Credobaptist and paedobaptist churches cannot rightly recognize each other as true churches if the biblical administration of the sacraments is a mark of the true church. From a credobaptist perspective, we include vast numbers of the unregenerate in our churches. From a paedobaptist perspective, our credobaptist friends exclude vast numbers of Christians from the church.

The sacraments are a visible word, a further proclamation of the Gospel that we preach. Rightly considered in this way, the "second" mark of the true church is really an extension of the first mark. To tamper with the administration of the sacraments is to tamper with the Gospel itself.


----------



## JP Wallace (Feb 1, 2011)

Sebastian,

As an "Reformed" baptist I have thought about this a lot. I agree with the core of the three marks of the Church, but have to acknowledge that my practice of credo-baptism is out of accord with the majority of what Reformed churches have held and practiced.

So what is my take on the 2nd mark? Obviously I can't take a strict view otherwise I unchurch my church! So yes there is an element of "special pleading" on my part. Yet I think its a good guide to have these three marks. 

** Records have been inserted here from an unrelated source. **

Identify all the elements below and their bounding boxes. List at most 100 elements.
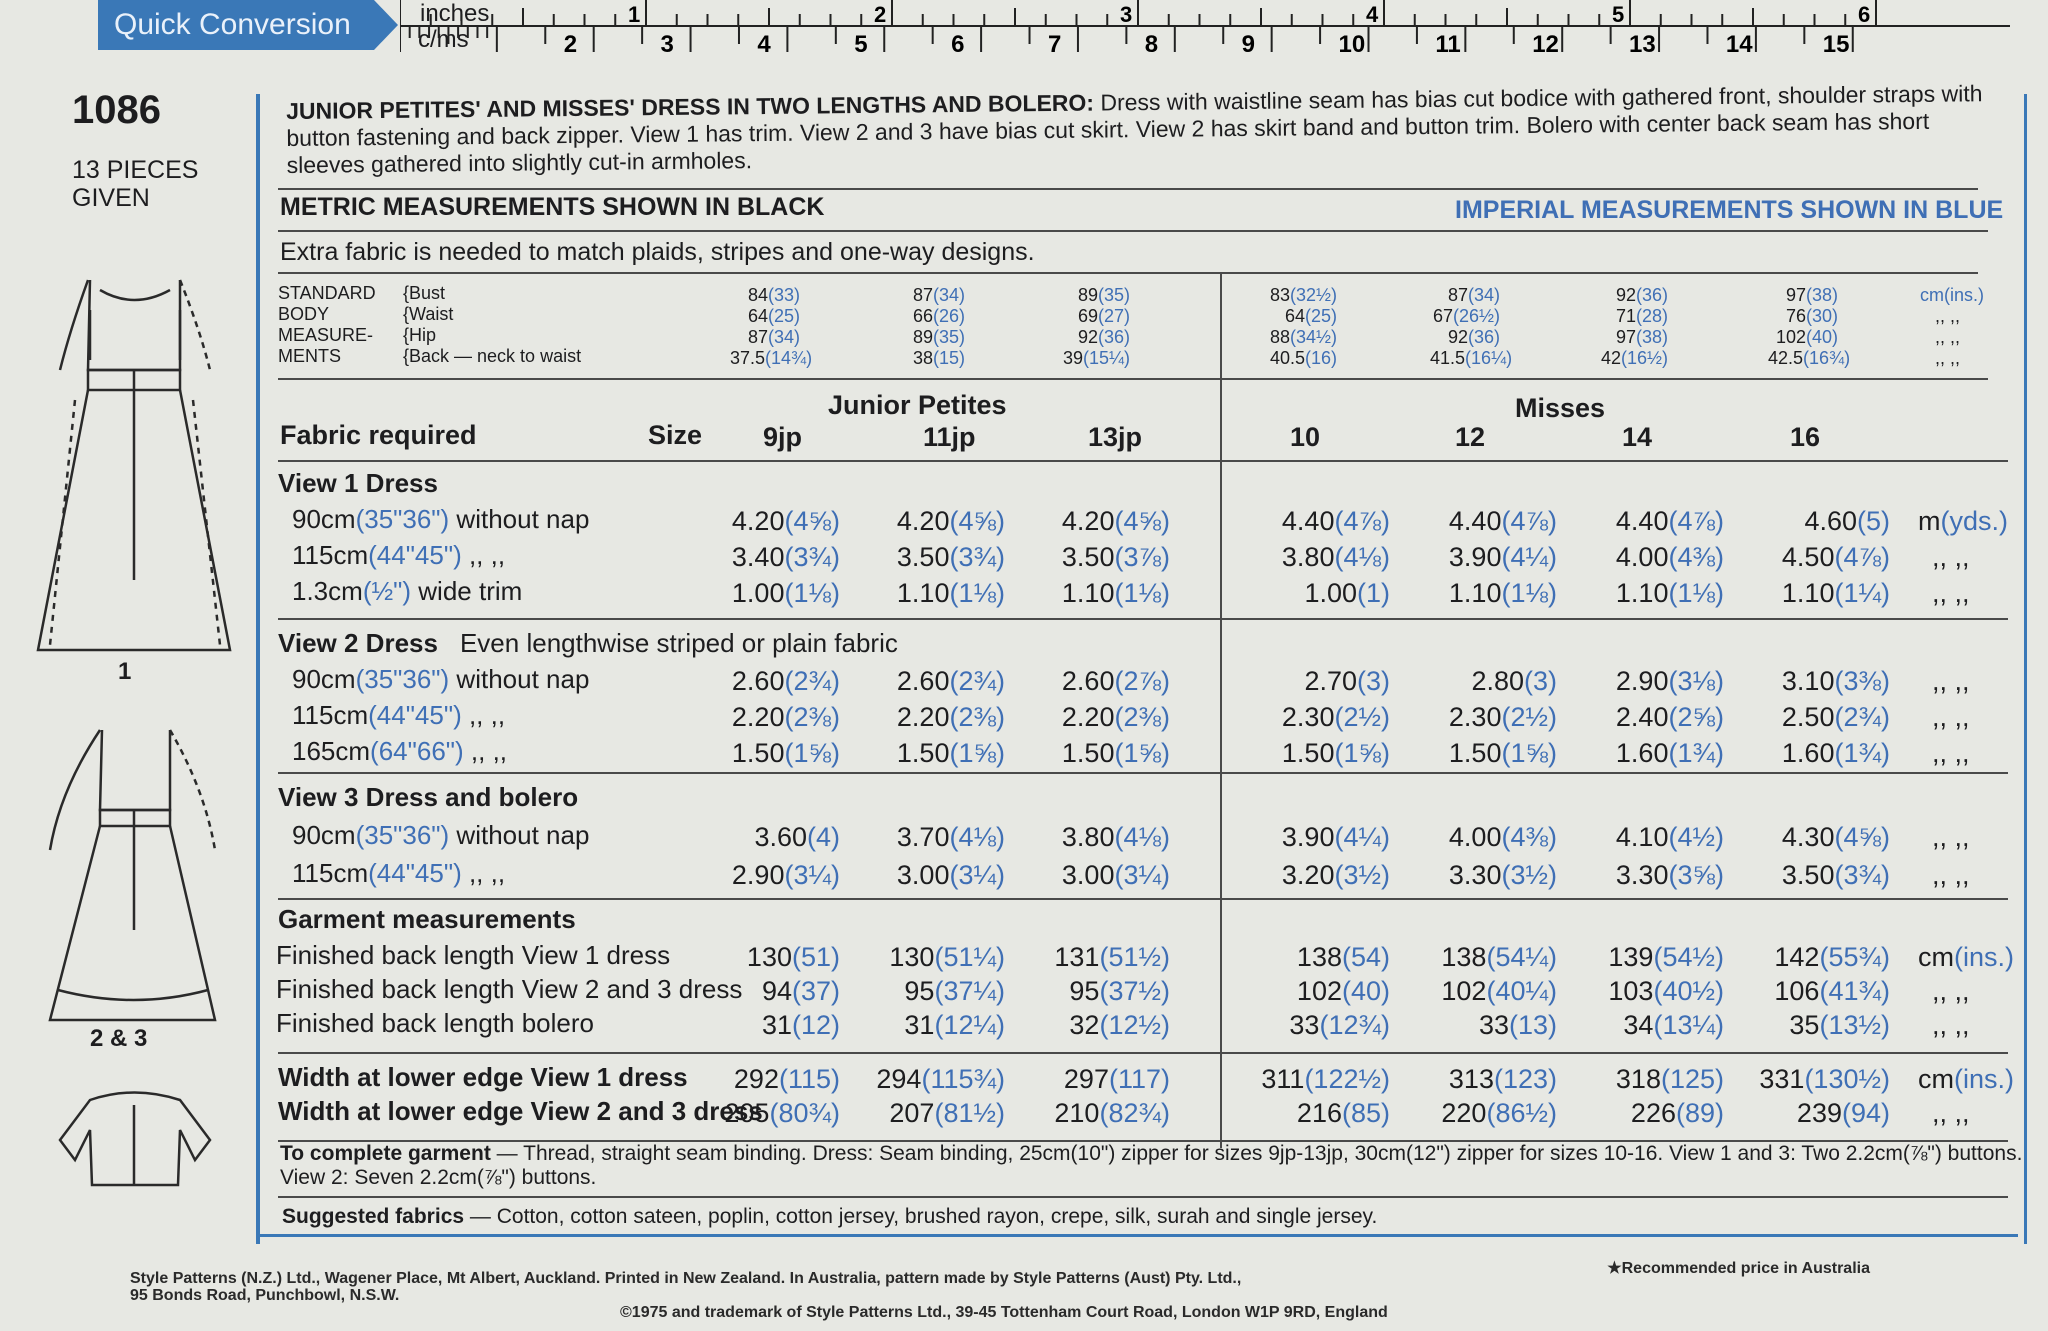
bm-value: 89(35) [1077,285,1130,305]
bm-ditto: ,, ,, [1935,306,1961,326]
bm-value: 42(16½) [1600,348,1668,368]
value-cell: 2.80(3) [1471,666,1557,696]
value-cell: 2.20(2⅜) [731,702,840,732]
value-cell: 1.10(1⅛) [1615,578,1724,608]
row-label: 90cm(35"36") without nap [292,504,590,534]
ruler-cm-number: 2 [564,31,577,58]
value-cell: 32(12½) [1069,1010,1170,1040]
value-cell: 3.70(4⅛) [896,822,1005,852]
value-cell: 2.60(2⅞) [1061,666,1170,696]
value-cell: 3.50(3⅞) [1061,542,1170,572]
value-cell: 311(122½) [1261,1064,1390,1094]
ruler-cm-number: 12 [1532,31,1559,58]
standard-body-measurements: STANDARD {Bust BODY {Waist MEASURE- {Hip ME… [278,283,582,367]
value-cell: 1.10(1¼) [1781,578,1890,608]
value-cell: 226(89) [1630,1098,1724,1128]
value-cell: 294(115¾) [876,1064,1005,1094]
value-cell: 3.40(3¾) [731,542,840,572]
divider [278,898,2008,900]
bm-value: 38(15) [912,348,965,368]
ruler-cm-number: 13 [1629,31,1656,58]
row-label: 115cm(44"45") ,, ,, [292,540,506,570]
pattern-number: 1086 [72,88,161,132]
row-label: Width at lower edge View 1 dress [278,1062,688,1092]
size-header-cell: 16 [1790,422,1821,452]
bm-value: 64(25) [747,306,800,326]
value-cell: 2.30(2½) [1448,702,1557,732]
info-panel [256,94,2027,1244]
unit-cell: m(yds.) [1918,506,2008,536]
bm-label: STANDARD {Bust [278,283,446,303]
bm-value: 69(27) [1077,306,1130,326]
misses-header: Misses [1515,393,1606,423]
value-cell: 4.10(4½) [1615,822,1724,852]
divider [278,460,2008,462]
ruler-inch-number: 3 [1120,2,1132,27]
value-cell: 297(117) [1063,1064,1170,1094]
size-header-cell: 9jp [763,422,803,452]
bm-value: 102(40) [1775,327,1838,347]
unit-cell: ,, ,, [1932,738,1970,768]
unit-cell: ,, ,, [1932,822,1970,852]
value-cell: 3.80(4⅛) [1281,542,1390,572]
ruler-cm-number: 9 [1242,31,1255,58]
junior-petites-header: Junior Petites [828,390,1007,420]
ruler-inch-number: 5 [1612,2,1624,27]
value-cell: 3.50(3¾) [1781,860,1890,890]
bolero-sketch [58,1091,212,1187]
value-cell: 3.30(3⅝) [1615,860,1724,890]
panel-bottom-border [258,1234,2018,1237]
view-2-section-title: View 2 Dress Even lengthwise striped or p… [278,628,898,658]
value-cell: 1.50(1⅝) [1448,738,1557,768]
bm-value: 92(36) [1447,327,1500,347]
bm-ditto: ,, ,, [1935,348,1961,368]
size-header-cell: 11jp [923,422,976,452]
value-cell: 3.10(3⅜) [1781,666,1890,696]
value-cell: 2.60(2¾) [896,666,1005,696]
ruler-cm-number: 6 [951,31,964,58]
garment-measurements-title: Garment measurements [278,904,576,934]
ruler-inch-number: 6 [1858,2,1870,27]
value-cell: 1.10(1⅛) [1448,578,1557,608]
value-cell: 142(55¾) [1774,942,1890,972]
footer-price-note: ★Recommended price in Australia [1607,1260,1870,1277]
bm-value: 71(28) [1615,306,1668,326]
value-cell: 4.40(4⅞) [1448,506,1557,536]
unit-cell: ,, ,, [1932,666,1970,696]
value-cell: 31(12¼) [904,1010,1005,1040]
value-cell: 4.50(4⅞) [1781,542,1890,572]
size-header-cell: 10 [1290,422,1321,452]
bm-value: 42.5(16¾) [1768,348,1851,368]
value-cell: 139(54½) [1608,942,1724,972]
row-label: 115cm(44"45") ,, ,, [292,858,506,888]
bm-value: 66(26) [912,306,965,326]
bm-unit: cm(ins.) [1920,285,1984,305]
value-cell: 4.20(4⅝) [896,506,1005,536]
value-cell: 4.30(4⅝) [1781,822,1890,852]
value-cell: 3.20(3½) [1281,860,1390,890]
value-cell: 34(13¼) [1623,1010,1724,1040]
row-label: Width at lower edge View 2 and 3 dress [278,1096,763,1126]
divider [278,272,1978,274]
value-cell: 1.10(1⅛) [1061,578,1170,608]
bm-label: MENTS {Back — neck to waist [278,346,582,366]
view-1-section-title: View 1 Dress [278,468,438,498]
ruler-cm-number: 8 [1145,31,1158,58]
value-cell: 3.80(4⅛) [1061,822,1170,852]
divider [278,1052,2008,1054]
footer-copyright: ©1975 and trademark of Style Patterns Lt… [620,1304,1388,1321]
bm-value: 84(33) [747,285,800,305]
bm-value: 41.5(16¼) [1430,348,1513,368]
unit-cell: ,, ,, [1932,702,1970,732]
metric-note: METRIC MEASUREMENTS SHOWN IN BLACK [280,193,825,221]
value-cell: 4.00(4⅜) [1448,822,1557,852]
divider [278,772,2008,774]
quick-conversion-tab: Quick Conversion [98,0,398,50]
suggested-fabrics: Suggested fabrics — Cotton, cotton satee… [282,1205,1378,1228]
value-cell: 4.60(5) [1804,506,1890,536]
unit-cell: ,, ,, [1932,1098,1970,1128]
value-cell: 2.20(2⅜) [896,702,1005,732]
value-cell: 3.00(3¼) [896,860,1005,890]
value-cell: 239(94) [1796,1098,1890,1128]
value-cell: 4.40(4⅞) [1615,506,1724,536]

So I understand and practice it this way. So long as a church practices the sacraments in the proper way, as their historic confessions permit, then I'd accept them as true churches. I don't mean that to be a carte blanche. What I mean is that so long as a presbyterian/paedobaptist church baptises adult converts and the children of believers as per the historic confessions I would accept them as true churches (as against Rome which baptises all-comers), so long as they have an accurate understanding that baptism is not a regenerating ordinance then they are a true church.

On the baptist side so long as they require a credible profession and not merely a decision for example, and do not understand it as regenerating then I'd accept them as a true church.

With regard to the sacrament of the Lord's Supper ditto - if there is a carefulness about its administration, fencing the table etc. Then they are fulfilling the requirements of the Bible and confessions. I thinking of Calvin leaning over the Table to make sure the Libertines had no access.

I think that is the main thrust of the Belgic confession which surely was written in the context of a largely agreed mode of baptism but widespread abuse as to who it was applied to. Without doubt the authors believed only that paedobaptism was legitimate, but maybe the former was the main target i.e. abuse of sacrament by Rome?


----------